Urban polemicist James Howard Kunstler believes that people will be living a lot differently in the U.S.A. during the coming years. Financial distress and energy scarcity are just two forces that may dictate Americans re-inhabit the centers of our smaller cities. But contrary to prevailing suburban notions of our times, life in an activated urban center - at a smaller scale - is delightful. The more activated these places become, the more desirable it will be to be in them.
Kunstler feels that Troy, N.Y., with its currently population of 50,000, has many characteristics that make it a universal stand-in for every small American city. But he also believes there are aspects that make Troy uniquely poised for a genuine comeback.

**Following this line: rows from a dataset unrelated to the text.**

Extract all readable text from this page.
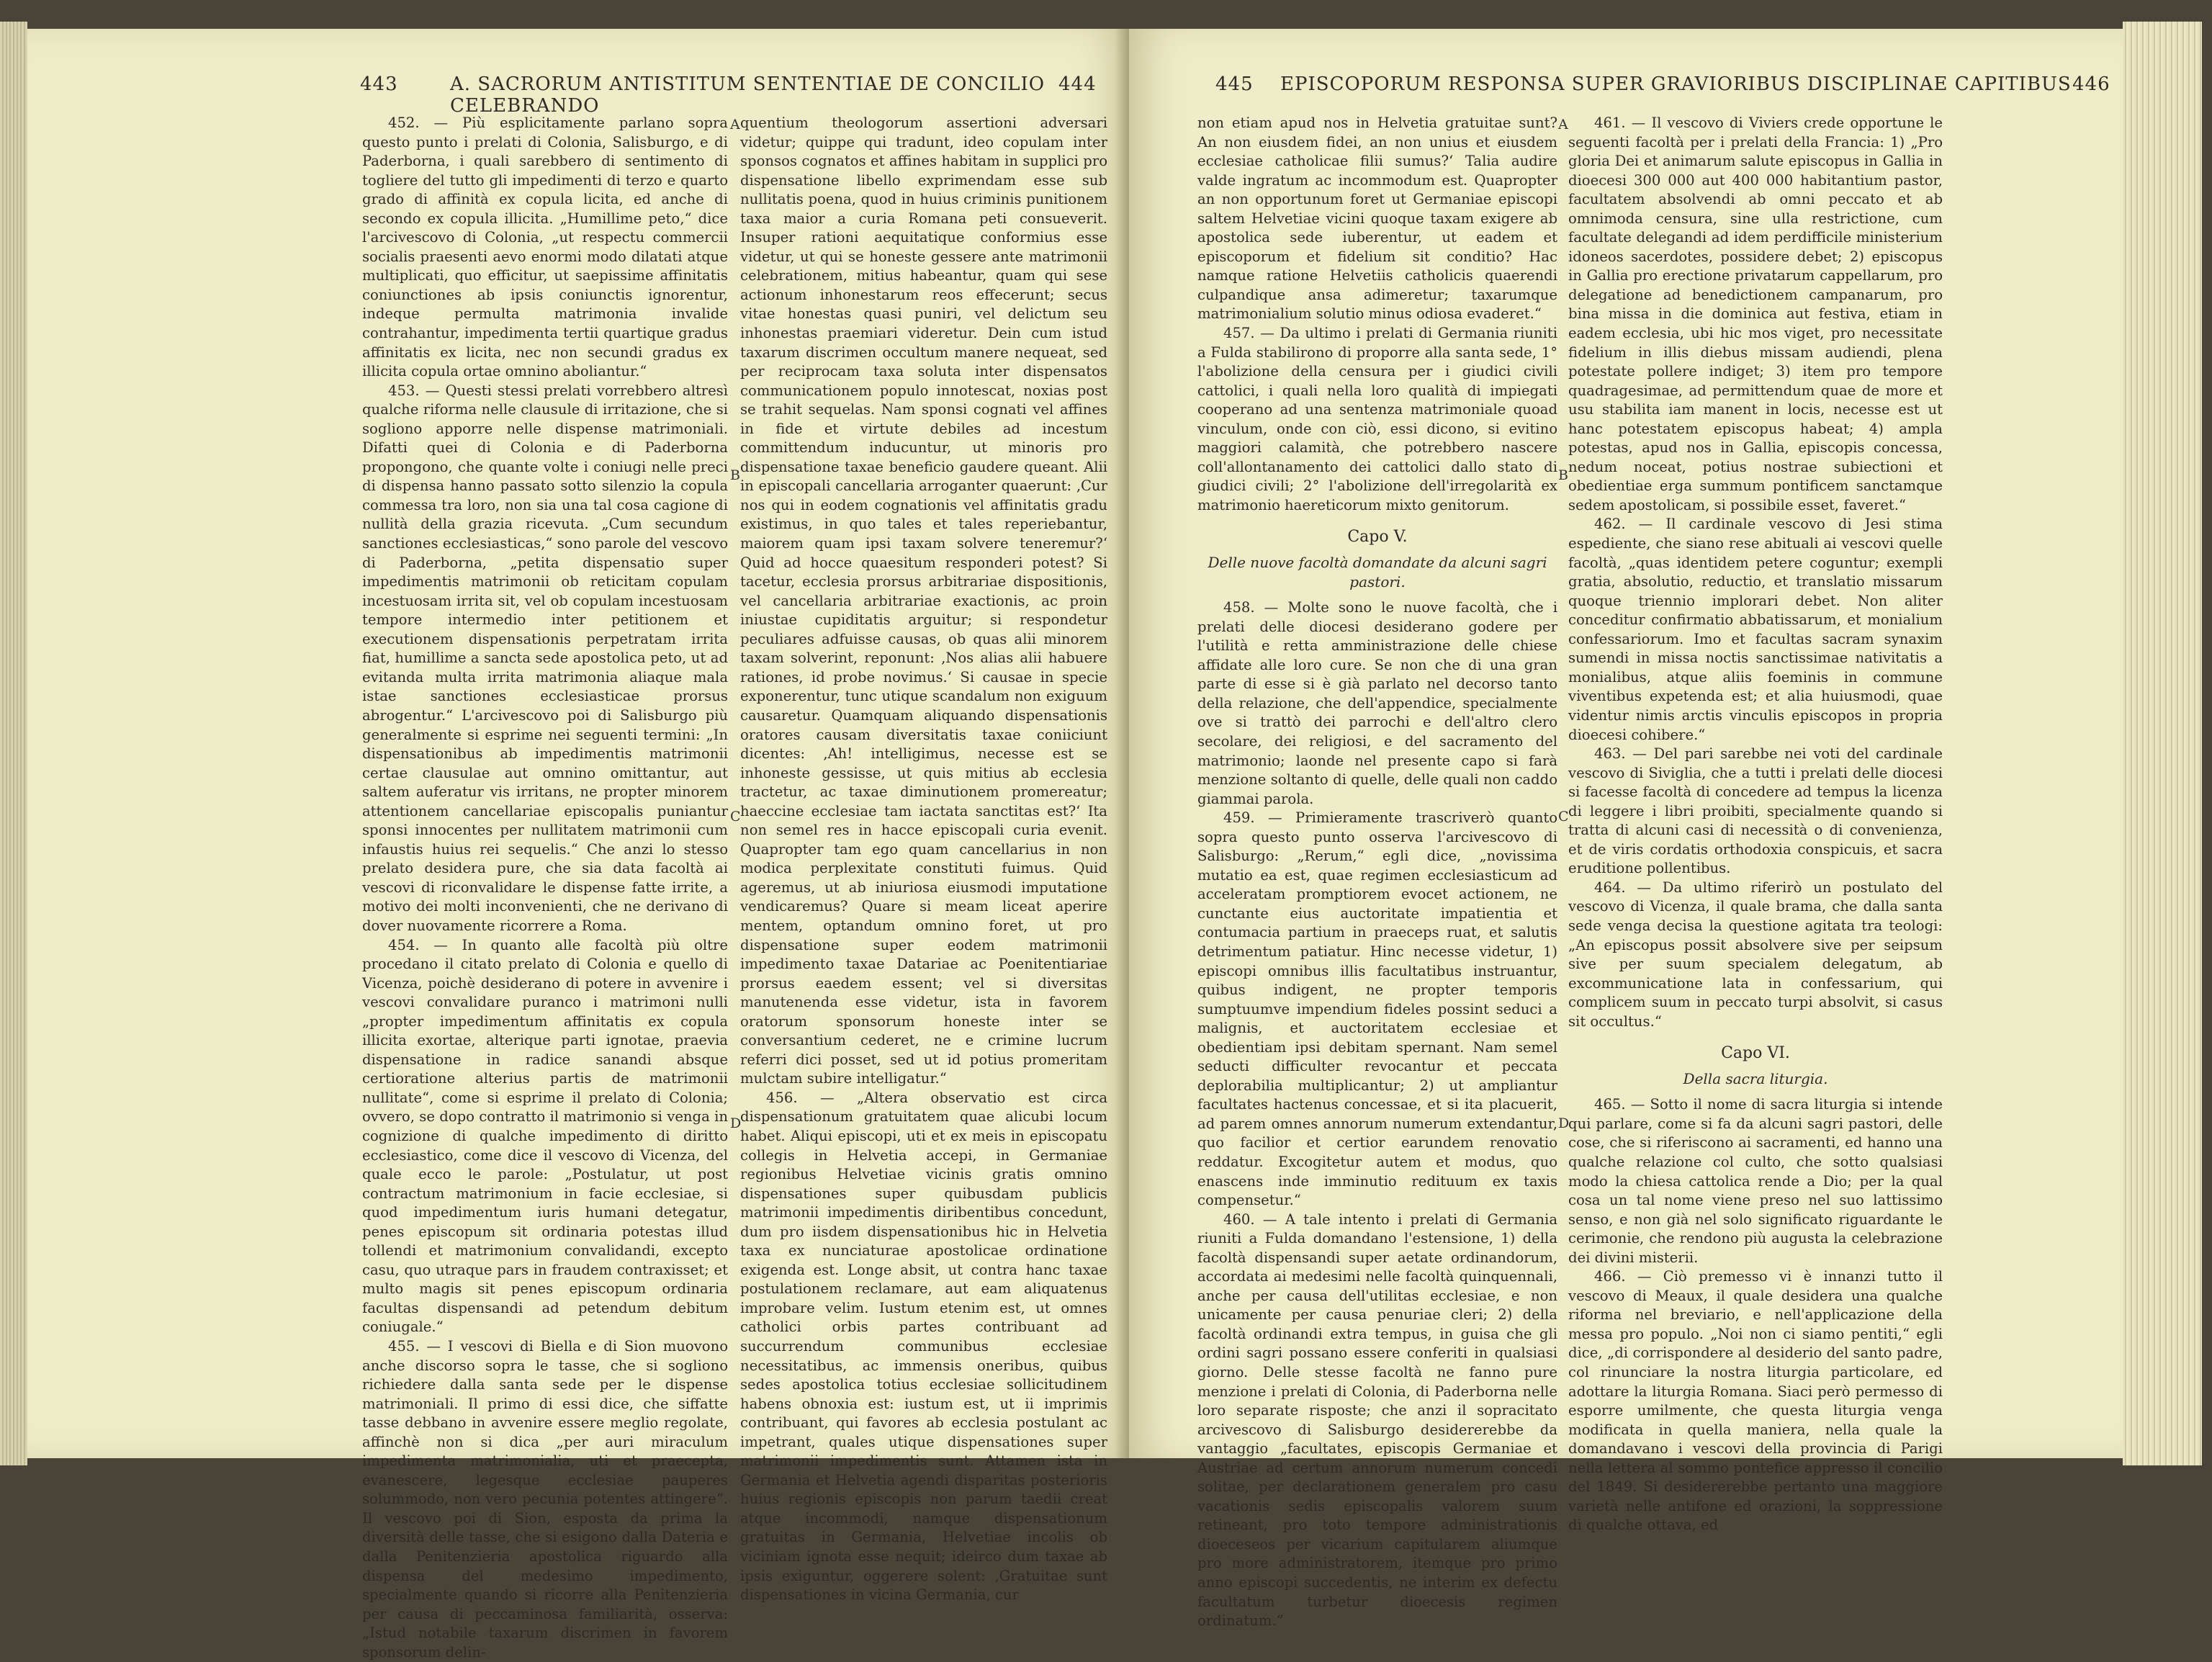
443	A. SACRORUM ANTISTITUM SENTENTIAE DE CONCILIO CELEBRANDO
444

452. — Più esplicitamente parlano sopra questo punto i prelati di Colonia, Salisburgo, e di Paderborna, i quali sarebbero di sentimento di togliere del tutto gli impedimenti di terzo e quarto grado di affinità ex copula licita, ed anche di secondo ex copula illicita. „Humillime peto,“ dice l'arcivescovo di Colonia, „ut respectu commercii socialis praesenti aevo enormi modo dilatati atque multiplicati, quo efficitur, ut saepissime affinitatis coniunctiones ab ipsis coniunctis ignorentur, indeque permulta matrimonia invalide contrahantur, impedimenta tertii quartique gradus affinitatis ex licita, nec non secundi gradus ex illicita copula ortae omnino aboliantur.“

453. — Questi stessi prelati vorrebbero altresì qualche riforma nelle clausule di irritazione, che si sogliono apporre nelle dispense matrimoniali. Difatti quei di Colonia e di Paderborna propongono, che quante volte i coniugi nelle preci di dispensa hanno passato sotto silenzio la copula commessa tra loro, non sia una tal cosa cagione di nullità della grazia ricevuta. „Cum secundum sanctiones ecclesiasticas,“ sono parole del vescovo di Paderborna, „petita dispensatio super impedimentis matrimonii ob reticitam copulam incestuosam irrita sit, vel ob copulam incestuosam tempore intermedio inter petitionem et executionem dispensationis perpetratam irrita fiat, humillime a sancta sede apostolica peto, ut ad evitanda multa irrita matrimonia aliaque mala istae sanctiones ecclesiasticae prorsus abrogentur.“ L'arcivescovo poi di Salisburgo più generalmente si esprime nei seguenti termini: „In dispensationibus ab impedimentis matrimonii certae clausulae aut omnino omittantur, aut saltem auferatur vis irritans, ne propter minorem attentionem cancellariae episcopalis puniantur sponsi innocentes per nullitatem matrimonii cum infaustis huius rei sequelis.“ Che anzi lo stesso prelato desidera pure, che sia data facoltà ai vescovi di riconvalidare le dispense fatte irrite, a motivo dei molti inconvenienti, che ne derivano di dover nuovamente ricorrere a Roma.

454. — In quanto alle facoltà più oltre procedano il citato prelato di Colonia e quello di Vicenza, poichè desiderano di potere in avvenire i vescovi convalidare puranco i matrimoni nulli „propter impedimentum affinitatis ex copula illicita exortae, alterique parti ignotae, praevia dispensatione in radice sanandi absque certioratione alterius partis de matrimonii nullitate“, come si esprime il prelato di Colonia; ovvero, se dopo contratto il matrimonio si venga in cognizione di qualche impedimento di diritto ecclesiastico, come dice il vescovo di Vicenza, del quale ecco le parole: „Postulatur, ut post contractum matrimonium in facie ecclesiae, si quod impedimentum iuris humani detegatur, penes episcopum sit ordinaria potestas illud tollendi et matrimonium convalidandi, excepto casu, quo utraque pars in fraudem contraxisset; et multo magis sit penes episcopum ordinaria facultas dispensandi ad petendum debitum coniugale.“

455. — I vescovi di Biella e di Sion muovono anche discorso sopra le tasse, che si sogliono richiedere dalla santa sede per le dispense matrimoniali. Il primo di essi dice, che siffatte tasse debbano in avvenire essere meglio regolate, affinchè non si dica „per auri miraculum impedimenta matrimonialia, uti et praecepta, evanescere, legesque ecclesiae pauperes solummodo, non vero pecunia potentes attingere“. Il vescovo poi di Sion, esposta da prima la diversità delle tasse, che si esigono dalla Dateria e dalla Penitenzieria apostolica riguardo alla dispensa del medesimo impedimento, specialmente quando si ricorre alla Penitenzieria per causa di peccaminosa familiarità, osserva: „Istud notabile taxarum discrimen in favorem sponsorum delin-

A
B
C
D

quentium theologorum assertioni adversari videtur; quippe qui tradunt, ideo copulam inter sponsos cognatos et affines habitam in supplici pro dispensatione libello exprimendam esse sub nullitatis poena, quod in huius criminis punitionem taxa maior a curia Romana peti consueverit. Insuper rationi aequitatique conformius esse videtur, ut qui se honeste gessere ante matrimonii celebrationem, mitius habeantur, quam qui sese actionum inhonestarum reos effecerunt; secus vitae honestas quasi puniri, vel delictum seu inhonestas praemiari videretur. Dein cum istud taxarum discrimen occultum manere nequeat, sed per reciprocam taxa soluta inter dispensatos communicationem populo innotescat, noxias post se trahit sequelas. Nam sponsi cognati vel affines in fide et virtute debiles ad incestum committendum inducuntur, ut minoris pro dispensatione taxae beneficio gaudere queant. Alii in episcopali cancellaria arroganter quaerunt: ‚Cur nos qui in eodem cognationis vel affinitatis gradu existimus, in quo tales et tales reperiebantur, maiorem quam ipsi taxam solvere teneremur?‘ Quid ad hocce quaesitum responderi potest? Si tacetur, ecclesia prorsus arbitrariae dispositionis, vel cancellaria arbitrariae exactionis, ac proin iniustae cupiditatis arguitur; si respondetur peculiares adfuisse causas, ob quas alii minorem taxam solverint, reponunt: ‚Nos alias alii habuere rationes, id probe novimus.‘ Si causae in specie exponerentur, tunc utique scandalum non exiguum causaretur. Quamquam aliquando dispensationis oratores causam diversitatis taxae coniiciunt dicentes: ‚Ah! intelligimus, necesse est se inhoneste gessisse, ut quis mitius ab ecclesia tractetur, ac taxae diminutionem promereatur; haeccine ecclesiae tam iactata sanctitas est?‘ Ita non semel res in hacce episcopali curia evenit. Quapropter tam ego quam cancellarius in non modica perplexitate constituti fuimus. Quid ageremus, ut ab iniuriosa eiusmodi imputatione vendicaremus? Quare si meam liceat aperire mentem, optandum omnino foret, ut pro dispensatione super eodem matrimonii impedimento taxae Datariae ac Poenitentiariae prorsus eaedem essent; vel si diversitas manutenenda esse videtur, ista in favorem oratorum sponsorum honeste inter se conversantium cederet, ne e crimine lucrum referri dici posset, sed ut id potius promeritam mulctam subire intelligatur.“

456. — „Altera observatio est circa dispensationum gratuitatem quae alicubi locum habet. Aliqui episcopi, uti et ex meis in episcopatu collegis in Helvetia accepi, in Germaniae regionibus Helvetiae vicinis gratis omnino dispensationes super quibusdam publicis matrimonii impedimentis diribentibus concedunt, dum pro iisdem dispensationibus hic in Helvetia taxa ex nunciaturae apostolicae ordinatione exigenda est. Longe absit, ut contra hanc taxae postulationem reclamare, aut eam aliquatenus improbare velim. Iustum etenim est, ut omnes catholici orbis partes contribuant ad succurrendum communibus ecclesiae necessitatibus, ac immensis oneribus, quibus sedes apostolica totius ecclesiae sollicitudinem habens obnoxia est: iustum est, ut ii imprimis contribuant, qui favores ab ecclesia postulant ac impetrant, quales utique dispensationes super matrimonii impedimentis sunt. Attamen ista in Germania et Helvetia agendi disparitas posterioris huius regionis episcopis non parum taedii creat atque incommodi, namque dispensationum gratuitas in Germania, Helvetiae incolis ob viciniam ignota esse nequit; ideirco dum taxae ab ipsis exiguntur, oggerere solent: ‚Gratuitae sunt dispensationes in vicina Germania, cur

445 EPISCOPORUM RESPONSA SUPER GRAVIORIBUS DISCIPLINAE CAPITIBUS 446

non etiam apud nos in Helvetia gratuitae sunt? An non eiusdem fidei, an non unius et eiusdem ecclesiae catholicae filii sumus?‘ Talia audire valde ingratum ac incommodum est. Quapropter an non opportunum foret ut Germaniae episcopi saltem Helvetiae vicini quoque taxam exigere ab apostolica sede iuberentur, ut eadem et episcoporum et fidelium sit conditio? Hac namque ratione Helvetiis catholicis quaerendi culpandique ansa adimeretur; taxarumque matrimonialium solutio minus odiosa evaderet.“

457. — Da ultimo i prelati di Germania riuniti a Fulda stabilirono di proporre alla santa sede, 1° l'abolizione della censura per i giudici civili cattolici, i quali nella loro qualità di impiegati cooperano ad una sentenza matrimoniale quoad vinculum, onde con ciò, essi dicono, si evitino maggiori calamità, che potrebbero nascere coll'allontanamento dei cattolici dallo stato di giudici civili; 2° l'abolizione dell'irregolarità ex matrimonio haereticorum mixto genitorum.

Capo V.
Delle nuove facoltà domandate da alcuni sagri pastori.

458. — Molte sono le nuove facoltà, che i prelati delle diocesi desiderano godere per l'utilità e retta amministrazione delle chiese affidate alle loro cure. Se non che di una gran parte di esse si è già parlato nel decorso tanto della relazione, che dell'appendice, specialmente ove si trattò dei parrochi e dell'altro clero secolare, dei religiosi, e del sacramento del matrimonio; laonde nel presente capo si farà menzione soltanto di quelle, delle quali non caddo giammai parola.

459. — Primieramente trascriverò quanto sopra questo punto osserva l'arcivescovo di Salisburgo: „Rerum,“ egli dice, „novissima mutatio ea est, quae regimen ecclesiasticum ad acceleratam promptiorem evocet actionem, ne cunctante eius auctoritate impatientia et contumacia partium in praeceps ruat, et salutis detrimentum patiatur. Hinc necesse videtur, 1) episcopi omnibus illis facultatibus instruantur, quibus indigent, ne propter temporis sumptuumve impendium fideles possint seduci a malignis, et auctoritatem ecclesiae et obedientiam ipsi debitam spernant. Nam semel seducti difficulter revocantur et peccata deplorabilia multiplicantur; 2) ut ampliantur facultates hactenus concessae, et si ita placuerit, ad parem omnes annorum numerum extendantur, quo facilior et certior earundem renovatio reddatur. Excogitetur autem et modus, quo enascens inde imminutio redituum ex taxis compensetur.“

460. — A tale intento i prelati di Germania riuniti a Fulda domandano l'estensione, 1) della facoltà dispensandi super aetate ordinandorum, accordata ai medesimi nelle facoltà quinquennali, anche per causa dell'utilitas ecclesiae, e non unicamente per causa penuriae cleri; 2) della facoltà ordinandi extra tempus, in guisa che gli ordini sagri possano essere conferiti in qualsiasi giorno. Delle stesse facoltà ne fanno pure menzione i prelati di Colonia, di Paderborna nelle loro separate risposte; che anzi il sopracitato arcivescovo di Salisburgo desidererebbe da vantaggio „facultates, episcopis Germaniae et Austriae ad certum annorum numerum concedi solitae, per declarationem generalem pro casu vacationis sedis episcopalis valorem suum retineant, pro toto tempore administrationis dioeceseos per vicarium capitularem aliumque pro more administratorem, itemque pro primo anno episcopi succedentis, ne interim ex defectu facultatum turbetur dioecesis regimen ordinatum.“

A
B
C
D

461. — Il vescovo di Viviers crede opportune le seguenti facoltà per i prelati della Francia: 1) „Pro gloria Dei et animarum salute episcopus in Gallia in dioecesi 300 000 aut 400 000 habitantium pastor, facultatem absolvendi ab omni peccato et ab omnimoda censura, sine ulla restrictione, cum facultate delegandi ad idem perdifficile ministerium idoneos sacerdotes, possidere debet; 2) episcopus in Gallia pro erectione privatarum cappellarum, pro delegatione ad benedictionem campanarum, pro bina missa in die dominica aut festiva, etiam in eadem ecclesia, ubi hic mos viget, pro necessitate fidelium in illis diebus missam audiendi, plena potestate pollere indiget; 3) item pro tempore quadragesimae, ad permittendum quae de more et usu stabilita iam manent in locis, necesse est ut hanc potestatem episcopus habeat; 4) ampla potestas, apud nos in Gallia, episcopis concessa, nedum noceat, potius nostrae subiectioni et obedientiae erga summum pontificem sanctamque sedem apostolicam, si possibile esset, faveret.“

462. — Il cardinale vescovo di Jesi stima espediente, che siano rese abituali ai vescovi quelle facoltà, „quas identidem petere coguntur; exempli gratia, absolutio, reductio, et translatio missarum quoque triennio implorari debet. Non aliter conceditur confirmatio abbatissarum, et monialium confessariorum. Imo et facultas sacram synaxim sumendi in missa noctis sanctissimae nativitatis a monialibus, atque aliis foeminis in commune viventibus expetenda est; et alia huiusmodi, quae videntur nimis arctis vinculis episcopos in propria dioecesi cohibere.“

463. — Del pari sarebbe nei voti del cardinale vescovo di Siviglia, che a tutti i prelati delle diocesi si facesse facoltà di concedere ad tempus la licenza di leggere i libri proibiti, specialmente quando si tratta di alcuni casi di necessità o di convenienza, et de viris cordatis orthodoxia conspicuis, et sacra eruditione pollentibus.

464. — Da ultimo riferirò un postulato del vescovo di Vicenza, il quale brama, che dalla santa sede venga decisa la questione agitata tra teologi: „An episcopus possit absolvere sive per seipsum sive per suum specialem delegatum, ab excommunicatione lata in confessarium, qui complicem suum in peccato turpi absolvit, si casus sit occultus.“

Capo VI.
Della sacra liturgia.

465. — Sotto il nome di sacra liturgia si intende qui parlare, come si fa da alcuni sagri pastori, delle cose, che si riferiscono ai sacramenti, ed hanno una qualche relazione col culto, che sotto qualsiasi modo la chiesa cattolica rende a Dio; per la qual cosa un tal nome viene preso nel suo lattissimo senso, e non già nel solo significato riguardante le cerimonie, che rendono più augusta la celebrazione dei divini misterii.

466. — Ciò premesso vi è innanzi tutto il vescovo di Meaux, il quale desidera una qualche riforma nel breviario, e nell'applicazione della messa pro populo. „Noi non ci siamo pentiti,“ egli dice, „di corrispondere al desiderio del santo padre, col rinunciare la nostra liturgia particolare, ed adottare la liturgia Romana. Siaci però permesso di esporre umilmente, che questa liturgia venga modificata in quella maniera, nella quale la domandavano i vescovi della provincia di Parigi nella lettera al sommo pontefice appresso il concilio del 1849. Si desidererebbe pertanto una maggiore varietà nelle antifone ed orazioni, la soppressione di qualche ottava, ed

For this pilot episode of A Small American City, Kunstler joins host Duncan Crary for a special, introductory conversation about small cities, Troy, N.Y. and the urban fabric. From 2008 to 2012, Crary and Kunstler produced the popular podcast series, The KunstlerCast, a weekly conversation about "the tragic comedy of suburban sprawl." During their run, the two often used Crary’s home city of Troy, N.Y. as an informal laboratory to illustrate and observe the urban design, energy and economic issues of the times.
Now, after completing what he considers an "intellectual apprenticeship," Crary will be setting off alone to continue exploring the urban organism. The episode begins with an excerpt from an essay by Crary about his time spent learning from Kunstler and living in Troy, NY. It first appeared in print as the concluding chapter of Crary's book, The KunstlerCast: Conversations with James Howard Kunstler…the tragic comedy of suburban sprawl, (New Society Publishers, 2011).
ABOUT JAMES HOWARD KUNSTLER
James Howard Kunstler is the author of "The Geography of Nowhere," "Home From Nowhere," "The City in Mind," "The Long Emergency" and "Too Much Magic." He has written more than a dozen novels, including "World Made By Hand" and "The Witch of Hebron." He lives in Washington County (one county north of Troy).
MUSIC IN THIS EPISODE
The song featured in this episode, used by permission, is "After the Great Flood of Troy," by The Parlor (formerly known as We are Jeneric), from the album "Hansel & Gretel; Stories from the Stove," (released: March 1, 2007)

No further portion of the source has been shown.